Jersey has avoided a place on an ‘tax haven’ blacklist – but EU officials have raised concerns that the island allows structures to make money without demonstrating any “real economic activity.”
The announcement means that the island won’t lose out on EU funding and come under heavy sanctions.
The decision to keep Jersey off the list of 17 was made during a meeting of European Union finance ministers in Brussels today as part of a bid to identify and clamp down on jurisdictions they deemed non-compliant.
They concluded that 17 jurisdictions should fall on the blacklist: American Samoa, Bahrain, Barbados, Grenada, Guam, South Korea, Macau, Marshall Islands, Mongolia, Namibia, Palau, Panama, Saint Lucia, Samoa, Trinidad and Tobago, Tunisia and the United Arab Emirates.
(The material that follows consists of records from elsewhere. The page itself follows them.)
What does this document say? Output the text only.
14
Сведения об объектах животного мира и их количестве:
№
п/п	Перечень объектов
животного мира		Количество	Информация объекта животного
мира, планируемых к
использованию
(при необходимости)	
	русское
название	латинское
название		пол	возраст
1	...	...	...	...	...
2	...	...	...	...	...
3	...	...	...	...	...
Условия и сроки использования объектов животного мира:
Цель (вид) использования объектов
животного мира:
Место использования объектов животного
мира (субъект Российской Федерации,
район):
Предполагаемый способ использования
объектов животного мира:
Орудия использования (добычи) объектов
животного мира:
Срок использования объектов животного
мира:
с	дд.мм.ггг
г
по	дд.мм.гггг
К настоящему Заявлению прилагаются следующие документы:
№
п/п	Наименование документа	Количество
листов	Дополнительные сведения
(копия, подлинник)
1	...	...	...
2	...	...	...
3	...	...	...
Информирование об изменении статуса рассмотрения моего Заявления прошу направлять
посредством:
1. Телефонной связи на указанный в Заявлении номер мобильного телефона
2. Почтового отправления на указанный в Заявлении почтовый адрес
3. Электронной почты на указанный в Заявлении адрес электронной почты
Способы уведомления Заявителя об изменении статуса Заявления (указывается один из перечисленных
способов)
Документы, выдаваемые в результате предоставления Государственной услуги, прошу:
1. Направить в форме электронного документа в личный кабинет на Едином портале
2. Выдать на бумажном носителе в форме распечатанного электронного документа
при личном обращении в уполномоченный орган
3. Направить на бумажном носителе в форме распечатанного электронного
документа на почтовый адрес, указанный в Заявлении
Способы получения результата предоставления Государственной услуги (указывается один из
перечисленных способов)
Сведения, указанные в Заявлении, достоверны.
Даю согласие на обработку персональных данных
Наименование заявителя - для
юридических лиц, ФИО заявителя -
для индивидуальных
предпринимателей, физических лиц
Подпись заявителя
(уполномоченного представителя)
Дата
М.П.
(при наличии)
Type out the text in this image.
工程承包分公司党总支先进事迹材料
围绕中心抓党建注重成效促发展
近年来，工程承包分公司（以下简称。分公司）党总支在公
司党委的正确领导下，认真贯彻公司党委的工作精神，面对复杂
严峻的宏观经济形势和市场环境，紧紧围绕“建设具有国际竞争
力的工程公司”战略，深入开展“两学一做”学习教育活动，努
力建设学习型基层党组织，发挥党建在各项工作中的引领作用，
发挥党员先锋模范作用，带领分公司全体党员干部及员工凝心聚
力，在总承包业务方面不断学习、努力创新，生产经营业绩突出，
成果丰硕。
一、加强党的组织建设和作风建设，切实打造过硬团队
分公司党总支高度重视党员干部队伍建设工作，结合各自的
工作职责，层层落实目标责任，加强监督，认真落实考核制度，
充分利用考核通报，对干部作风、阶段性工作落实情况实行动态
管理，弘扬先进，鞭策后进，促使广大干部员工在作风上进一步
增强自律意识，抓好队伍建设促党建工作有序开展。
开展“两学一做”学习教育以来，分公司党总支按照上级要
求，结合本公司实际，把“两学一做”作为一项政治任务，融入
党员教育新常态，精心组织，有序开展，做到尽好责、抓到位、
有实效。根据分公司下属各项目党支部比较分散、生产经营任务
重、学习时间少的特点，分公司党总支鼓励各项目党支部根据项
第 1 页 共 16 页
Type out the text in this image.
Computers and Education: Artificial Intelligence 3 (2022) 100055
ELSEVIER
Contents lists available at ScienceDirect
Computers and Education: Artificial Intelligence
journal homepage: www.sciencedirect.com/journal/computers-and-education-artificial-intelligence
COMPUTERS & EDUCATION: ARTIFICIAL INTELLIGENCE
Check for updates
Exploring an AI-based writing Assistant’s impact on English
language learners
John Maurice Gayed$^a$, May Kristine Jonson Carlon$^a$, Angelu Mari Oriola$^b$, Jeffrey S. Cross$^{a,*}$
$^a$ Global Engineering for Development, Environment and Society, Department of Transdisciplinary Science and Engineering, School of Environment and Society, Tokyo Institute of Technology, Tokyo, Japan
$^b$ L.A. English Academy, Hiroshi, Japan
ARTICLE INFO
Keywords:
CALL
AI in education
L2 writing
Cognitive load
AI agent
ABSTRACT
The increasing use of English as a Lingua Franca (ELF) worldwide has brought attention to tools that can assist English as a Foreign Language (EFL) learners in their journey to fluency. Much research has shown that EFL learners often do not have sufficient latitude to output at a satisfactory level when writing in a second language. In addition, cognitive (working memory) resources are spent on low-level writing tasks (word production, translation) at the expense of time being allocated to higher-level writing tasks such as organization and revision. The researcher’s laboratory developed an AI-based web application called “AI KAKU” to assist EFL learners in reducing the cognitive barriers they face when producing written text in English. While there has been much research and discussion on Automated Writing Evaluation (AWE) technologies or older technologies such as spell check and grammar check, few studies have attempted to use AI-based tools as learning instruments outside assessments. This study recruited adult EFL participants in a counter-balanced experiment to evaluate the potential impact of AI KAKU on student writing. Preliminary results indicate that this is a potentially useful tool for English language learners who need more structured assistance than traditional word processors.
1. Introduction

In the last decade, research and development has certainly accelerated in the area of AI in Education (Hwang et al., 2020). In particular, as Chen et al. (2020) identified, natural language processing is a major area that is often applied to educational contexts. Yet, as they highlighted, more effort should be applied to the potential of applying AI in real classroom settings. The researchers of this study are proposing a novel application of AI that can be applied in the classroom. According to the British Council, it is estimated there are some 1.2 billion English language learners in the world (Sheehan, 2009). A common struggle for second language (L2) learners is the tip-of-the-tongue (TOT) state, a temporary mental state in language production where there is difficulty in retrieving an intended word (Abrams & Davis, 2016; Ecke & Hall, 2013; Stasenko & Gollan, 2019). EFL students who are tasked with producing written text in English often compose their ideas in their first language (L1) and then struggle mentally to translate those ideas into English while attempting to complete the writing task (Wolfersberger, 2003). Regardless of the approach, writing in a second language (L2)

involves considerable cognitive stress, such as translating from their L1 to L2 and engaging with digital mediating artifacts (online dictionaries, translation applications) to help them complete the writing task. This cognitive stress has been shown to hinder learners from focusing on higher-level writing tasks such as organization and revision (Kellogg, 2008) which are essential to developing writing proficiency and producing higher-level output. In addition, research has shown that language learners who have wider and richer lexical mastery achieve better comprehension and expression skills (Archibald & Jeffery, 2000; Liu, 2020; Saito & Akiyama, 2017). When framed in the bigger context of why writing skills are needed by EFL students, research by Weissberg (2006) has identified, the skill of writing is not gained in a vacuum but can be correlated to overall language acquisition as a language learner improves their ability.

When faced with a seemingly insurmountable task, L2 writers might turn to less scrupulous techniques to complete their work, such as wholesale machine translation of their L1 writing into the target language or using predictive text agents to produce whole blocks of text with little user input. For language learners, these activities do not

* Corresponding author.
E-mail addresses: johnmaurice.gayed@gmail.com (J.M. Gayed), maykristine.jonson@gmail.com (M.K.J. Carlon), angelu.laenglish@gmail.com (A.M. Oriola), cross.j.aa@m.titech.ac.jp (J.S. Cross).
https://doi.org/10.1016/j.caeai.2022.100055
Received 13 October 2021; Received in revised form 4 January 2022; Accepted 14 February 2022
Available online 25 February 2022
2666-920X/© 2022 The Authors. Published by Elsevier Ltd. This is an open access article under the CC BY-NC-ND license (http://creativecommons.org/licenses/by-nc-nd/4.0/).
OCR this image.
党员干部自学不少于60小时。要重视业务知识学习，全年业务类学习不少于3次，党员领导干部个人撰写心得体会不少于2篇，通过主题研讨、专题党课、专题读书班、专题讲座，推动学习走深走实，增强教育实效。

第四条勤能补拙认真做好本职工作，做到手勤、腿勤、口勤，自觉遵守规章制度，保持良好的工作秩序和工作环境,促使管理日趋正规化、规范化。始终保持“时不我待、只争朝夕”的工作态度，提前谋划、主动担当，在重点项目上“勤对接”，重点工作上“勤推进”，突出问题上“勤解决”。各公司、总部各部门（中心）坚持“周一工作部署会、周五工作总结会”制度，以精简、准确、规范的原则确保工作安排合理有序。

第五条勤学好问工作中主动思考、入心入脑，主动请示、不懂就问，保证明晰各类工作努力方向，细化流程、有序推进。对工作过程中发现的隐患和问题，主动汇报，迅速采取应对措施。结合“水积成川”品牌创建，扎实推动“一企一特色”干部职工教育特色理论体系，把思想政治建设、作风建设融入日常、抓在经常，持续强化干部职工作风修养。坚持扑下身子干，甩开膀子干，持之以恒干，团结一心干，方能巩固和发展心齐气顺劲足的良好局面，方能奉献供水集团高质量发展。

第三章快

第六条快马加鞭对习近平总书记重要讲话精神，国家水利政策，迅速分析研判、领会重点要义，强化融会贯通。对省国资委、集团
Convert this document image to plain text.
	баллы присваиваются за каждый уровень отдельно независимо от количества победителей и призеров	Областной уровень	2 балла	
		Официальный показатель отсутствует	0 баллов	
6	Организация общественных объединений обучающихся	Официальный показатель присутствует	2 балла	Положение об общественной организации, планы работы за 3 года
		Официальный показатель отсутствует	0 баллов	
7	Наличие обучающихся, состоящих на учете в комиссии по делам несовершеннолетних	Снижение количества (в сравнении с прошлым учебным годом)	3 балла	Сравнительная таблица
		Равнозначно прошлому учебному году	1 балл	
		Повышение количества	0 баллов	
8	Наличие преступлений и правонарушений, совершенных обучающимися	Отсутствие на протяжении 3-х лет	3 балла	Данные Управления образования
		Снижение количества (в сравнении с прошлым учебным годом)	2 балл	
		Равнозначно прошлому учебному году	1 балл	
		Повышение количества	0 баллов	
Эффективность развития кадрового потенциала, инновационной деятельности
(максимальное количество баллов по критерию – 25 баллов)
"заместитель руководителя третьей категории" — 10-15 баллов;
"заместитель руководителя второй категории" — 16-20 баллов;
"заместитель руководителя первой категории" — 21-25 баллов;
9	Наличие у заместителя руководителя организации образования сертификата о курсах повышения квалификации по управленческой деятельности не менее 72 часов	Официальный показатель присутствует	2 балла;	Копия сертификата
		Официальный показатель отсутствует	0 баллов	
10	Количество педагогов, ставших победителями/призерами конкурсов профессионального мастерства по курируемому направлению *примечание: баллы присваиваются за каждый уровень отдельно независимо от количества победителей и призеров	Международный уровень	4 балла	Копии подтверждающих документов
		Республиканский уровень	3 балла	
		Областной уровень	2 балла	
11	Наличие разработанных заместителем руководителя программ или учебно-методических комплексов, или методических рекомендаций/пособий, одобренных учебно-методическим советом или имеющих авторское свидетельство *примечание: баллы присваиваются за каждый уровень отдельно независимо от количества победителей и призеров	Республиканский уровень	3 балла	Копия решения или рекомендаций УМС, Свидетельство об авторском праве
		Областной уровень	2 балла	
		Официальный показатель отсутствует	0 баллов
And 47 tax jurisdictions have committed to address problems in their tax systems. pic.twitter.com/OPVIWYQciS
— EU Tax & Customs (@EU_Taxud) December 5, 2017
French Finance Minister Bruno Le Maire announced the findings in a press conference, adding that an additional 47 jurisdictions had been added to a “grey” list of nations that were not fully compliant, but committed to change.
Jersey in particular was singled out alongside Guernsey, Bermuda, Cayman Islands, Isle of Man and Vanuatu for having facilitated the growth of structures that can make money in the islands without showing “real economic activity.
Nonetheless, they were acknowledged as being “committed to addressing the concerns relating to economic substance by 2018.”
The findings come after Jersey was thrust into the spotlight in the midst of the Paradise Papers revelations, which showed that Apple had legally avoided millions of pounds worth of tax by using a structure in Jersey.
The EU has cleared Jersey from inclusion in its register of “blacklisted” jurisdictions.
— States of Jersey (@StatesofJersey) December 5, 2017
The EU Code of Conduct Group on Business Taxation has determined that Jersey is a cooperative tax jurisdiction, and will work with the Island throughout 2018 to maintain this position.
Some speculated that the papers’ release had been timed to influence the decision of the EU Code of Conduct group.
Just days after those revelations, Senator Ian Gorst, the Chief Minister, stated that the government would work to clamp down on ‘shell’ entities.
Today he welcomed the findings which he said reflected the island’s “commitment to the highest standards of tax transparency and information exchange.”
“We cooperated fully with the Code Group throughout the screening process, and have actively pursued a good neighbour policy in our relations with the EU. These positive interactions have borne fruit.”
He added that “substantive dialogue” would begin with the EU Code of Conduct group on assessing their concerns in the New Year.
“Our discussions may include creating enhanced reporting obligations or changes to our legislation on economic substance. We have already begun the necessary preparations, having regard to the Code Group requirements and Jersey’s best interests. I am committed to ensuring that, working with the finance industry, this process will be completed by the end of 2018,” he explained.